Дежурный передал меня проводнику.
— Как записать? — вяло осведомился тот.
Я замешкался, отвлекшись на часы: неужели истекли 12 смен? Нет, прошло только 7. Почему же снова каникулы?
— Будешь Мелким, — сообщил дежурный, не пожелавший ждать, пока я отвлекусь от размышлений, — кроме тебя мелюзги в вагоне нет.
Я поднял на него глаза от циферблата. Растерянность и его дерзость замешали во мне неожиданный коктейль.

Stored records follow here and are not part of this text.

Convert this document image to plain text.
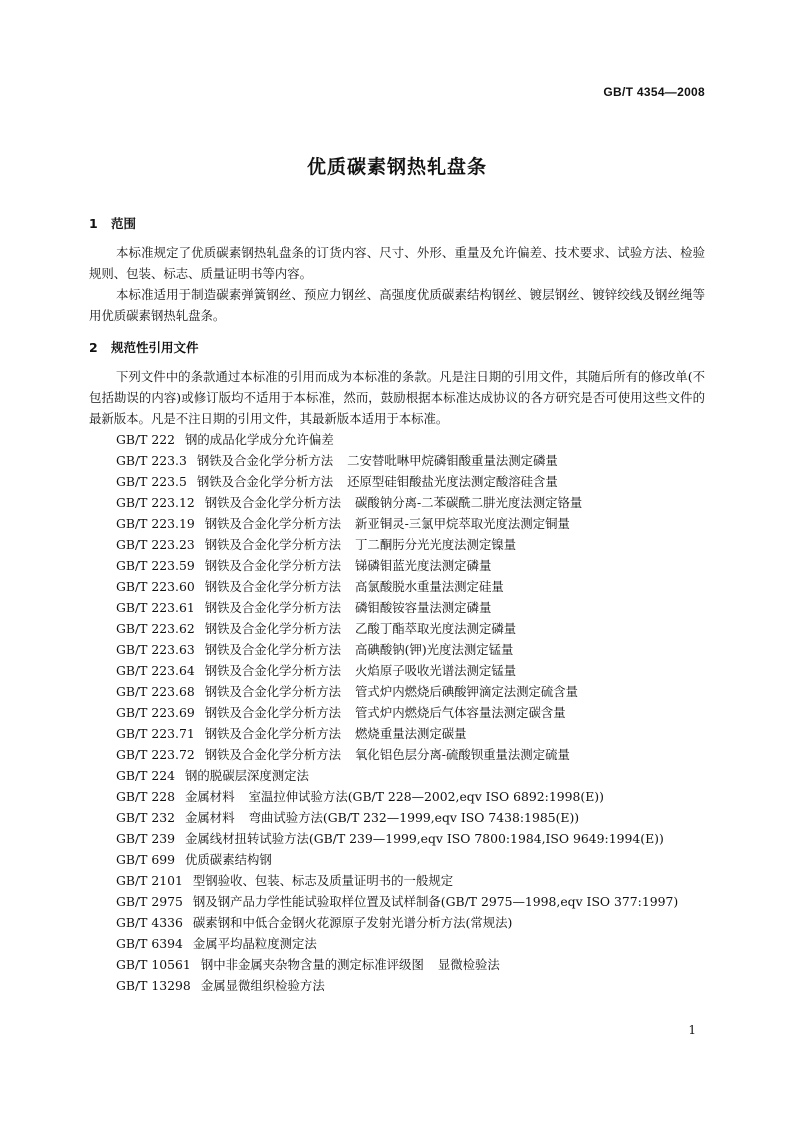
GB/T 4354—2008
优质碳素钢热轧盘条
1 范围

本标准规定了优质碳素钢热轧盘条的订货内容、尺寸、外形、重量及允许偏差、技术要求、试验方法、检验规则、包装、标志、质量证明书等内容。

本标准适用于制造碳素弹簧钢丝、预应力钢丝、高强度优质碳素结构钢丝、镀层钢丝、镀锌绞线及钢丝绳等用优质碳素钢热轧盘条。

2 规范性引用文件

下列文件中的条款通过本标准的引用而成为本标准的条款。凡是注日期的引用文件，其随后所有的修改单(不包括勘误的内容)或修订版均不适用于本标准，然而，鼓励根据本标准达成协议的各方研究是否可使用这些文件的最新版本。凡是不注日期的引用文件，其最新版本适用于本标准。

GB/T 222 钢的成品化学成分允许偏差
GB/T 223.3 钢铁及合金化学分析方法 二安替吡啉甲烷磷钼酸重量法测定磷量
GB/T 223.5 钢铁及合金化学分析方法 还原型硅钼酸盐光度法测定酸溶硅含量
GB/T 223.12 钢铁及合金化学分析方法 碳酸钠分离-二苯碳酰二肼光度法测定铬量
GB/T 223.19 钢铁及合金化学分析方法 新亚铜灵-三氯甲烷萃取光度法测定铜量
GB/T 223.23 钢铁及合金化学分析方法 丁二酮肟分光光度法测定镍量
GB/T 223.59 钢铁及合金化学分析方法 锑磷钼蓝光度法测定磷量
GB/T 223.60 钢铁及合金化学分析方法 高氯酸脱水重量法测定硅量
GB/T 223.61 钢铁及合金化学分析方法 磷钼酸铵容量法测定磷量
GB/T 223.62 钢铁及合金化学分析方法 乙酸丁酯萃取光度法测定磷量
GB/T 223.63 钢铁及合金化学分析方法 高碘酸钠(钾)光度法测定锰量
GB/T 223.64 钢铁及合金化学分析方法 火焰原子吸收光谱法测定锰量
GB/T 223.68 钢铁及合金化学分析方法 管式炉内燃烧后碘酸钾滴定法测定硫含量
GB/T 223.69 钢铁及合金化学分析方法 管式炉内燃烧后气体容量法测定碳含量
GB/T 223.71 钢铁及合金化学分析方法 燃烧重量法测定碳量
GB/T 223.72 钢铁及合金化学分析方法 氧化铝色层分离-硫酸钡重量法测定硫量
GB/T 224 钢的脱碳层深度测定法
GB/T 228 金属材料 室温拉伸试验方法(GB/T 228—2002,eqv ISO 6892:1998(E))
GB/T 232 金属材料 弯曲试验方法(GB/T 232—1999,eqv ISO 7438:1985(E))
GB/T 239 金属线材扭转试验方法(GB/T 239—1999,eqv ISO 7800:1984,ISO 9649:1994(E))
GB/T 699 优质碳素结构钢
GB/T 2101 型钢验收、包装、标志及质量证明书的一般规定
GB/T 2975 钢及钢产品力学性能试验取样位置及试样制备(GB/T 2975—1998,eqv ISO 377:1997)
GB/T 4336 碳素钢和中低合金钢火花源原子发射光谱分析方法(常规法)
GB/T 6394 金属平均晶粒度测定法
GB/T 10561 钢中非金属夹杂物含量的测定标准评级图 显微检验法
GB/T 13298 金属显微组织检验方法
1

С глухой яростью я прорычал:
— Меня зовут Пай. Только так. И только так ты запишешь моё имя в журнале.
Неожиданно он подчинился, а я, сменив тон, дружелюбно поделился:
— Меня там ждут.
Проводник воззрился на меня с удивлением.
— Ждут?
— Да. Друг!
— Боюсь разочаровать тебя, приятель, но в Таймере люди не встречаются дважды. Ни-ког-да!
Вероятно я изменился в лице.
— Неужели ты этого не знал? Чему вас только учат?
Я шагнул в вагон, и весь путь ёрзал, уверяя себя, что проводник пошутил, наговорил ерунды в отместку за мою несдержанность и резкость.
Я шёл по пустой платформе. Снова, как и в прошлый раз, на станции высадили только меня одного. Мне мерещилось, что вот-вот раздастся знакомый голос:
— Пай! Пай! Я построил дом на дереве, идём скорее.
Или что-то в этом духе.
Но голоса не было. Не было и зелени. Сегодня перрон замело, а рельсы едва видневшиеся под слоем снега, тускло поблескивали в фонарном свете.
Я спрыгнул с платформы. В тряпичные ботинки тут же набился снег и щиколотки неприятно холодило. Я пробрался сквозь сугробы к нашему камню — его тоже едва можно было различить. Он выглядел как ещё один снежный холм.
Я расчистил камень с того бока, где когда-то лежала рука Шало.
— Это ведь неправда? — спросил я у камня и у давно остывшего отпечатка дружеской ладони. — Ты ведь здесь, Шало? А если не здесь, значит, приедешь со дня на день? Привет!
Я хлопнул ладонью о невидимый след пятерни.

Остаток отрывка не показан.